Rehabilitation exercise improves aging myocardial injury by suppressing the ILK/integrin β3αv/p38 MAPK signaling pathway

OBJECTIVE: This study investigated whether rehabilitation exercise improves aging myocardial injury by modulating the ILK/Integrin β3αv/p38 MAPK pathway, and examined how ILK overexpression affects cardiomyocyte senescence and apoptosis. METHODS: A rat aging model was induced by D-galactose. Rats underwent rehabilitation training. Myocardial pathology and mitochondrial structure were observed.
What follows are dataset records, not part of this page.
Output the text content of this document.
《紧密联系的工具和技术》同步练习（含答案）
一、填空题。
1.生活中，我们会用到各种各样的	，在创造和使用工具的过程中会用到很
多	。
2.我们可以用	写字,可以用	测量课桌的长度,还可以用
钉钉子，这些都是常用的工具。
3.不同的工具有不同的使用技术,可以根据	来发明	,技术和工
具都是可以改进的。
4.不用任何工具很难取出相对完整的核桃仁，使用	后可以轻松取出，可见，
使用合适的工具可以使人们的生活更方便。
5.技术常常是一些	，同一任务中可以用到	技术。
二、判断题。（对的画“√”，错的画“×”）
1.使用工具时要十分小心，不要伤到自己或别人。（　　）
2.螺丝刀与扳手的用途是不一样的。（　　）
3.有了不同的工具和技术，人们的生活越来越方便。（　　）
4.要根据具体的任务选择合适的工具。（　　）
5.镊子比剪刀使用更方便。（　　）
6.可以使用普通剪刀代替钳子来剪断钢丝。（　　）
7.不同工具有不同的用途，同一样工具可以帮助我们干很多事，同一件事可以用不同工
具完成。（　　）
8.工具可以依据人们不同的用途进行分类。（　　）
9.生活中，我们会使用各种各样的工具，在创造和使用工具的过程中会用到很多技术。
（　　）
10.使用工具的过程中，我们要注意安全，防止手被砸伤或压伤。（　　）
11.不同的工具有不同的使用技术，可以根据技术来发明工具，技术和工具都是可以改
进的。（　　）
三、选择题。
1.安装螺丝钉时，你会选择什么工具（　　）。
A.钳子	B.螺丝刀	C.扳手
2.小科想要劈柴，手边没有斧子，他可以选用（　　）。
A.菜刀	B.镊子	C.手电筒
Protein expression (P21, P53, γH2AX) was measured by Western blot, and apoptosis by TUNEL staining. Post-intervention cardiac function was assessed by echocardiography. RESULTS: 1) The exercise group showed reduced myocardial damage, improved fiber arrangement, less inflammation, and recovered mitochondrial ultrastructure. 2) SASP factors (IL-6, IL-13, MCP-2, MCP-3) were lower vs. model group (P < 0.05). SA-β-gal-positive cells and apoptosis decreased (P < 0.05), while P21, P53, and γH2AX expression were reduced (P < 0.01). Telomere length increased (P < 0.05). 3) ILK, Integrin β3αv, and p-p38 MAPK/t-p38 MAPK ratio were downregulated after exercise (P < 0.01). 4) ILK overexpression blunted the benefits of exercise, with the model + treadmill + OE-ILK group showing the most severe injury. 5) Echocardiography revealed that exercise improved left ventricular ejection fraction (LVEF) and fractional shortening (FS), effects reversed by ILK overexpression. CONCLUSION: Rehabilitation exercise ameliorated aging myocardial injury by suppressing the ILK/Integrin β3αv/p38 MAPK pathway, an effect reversed by ILK overexpression.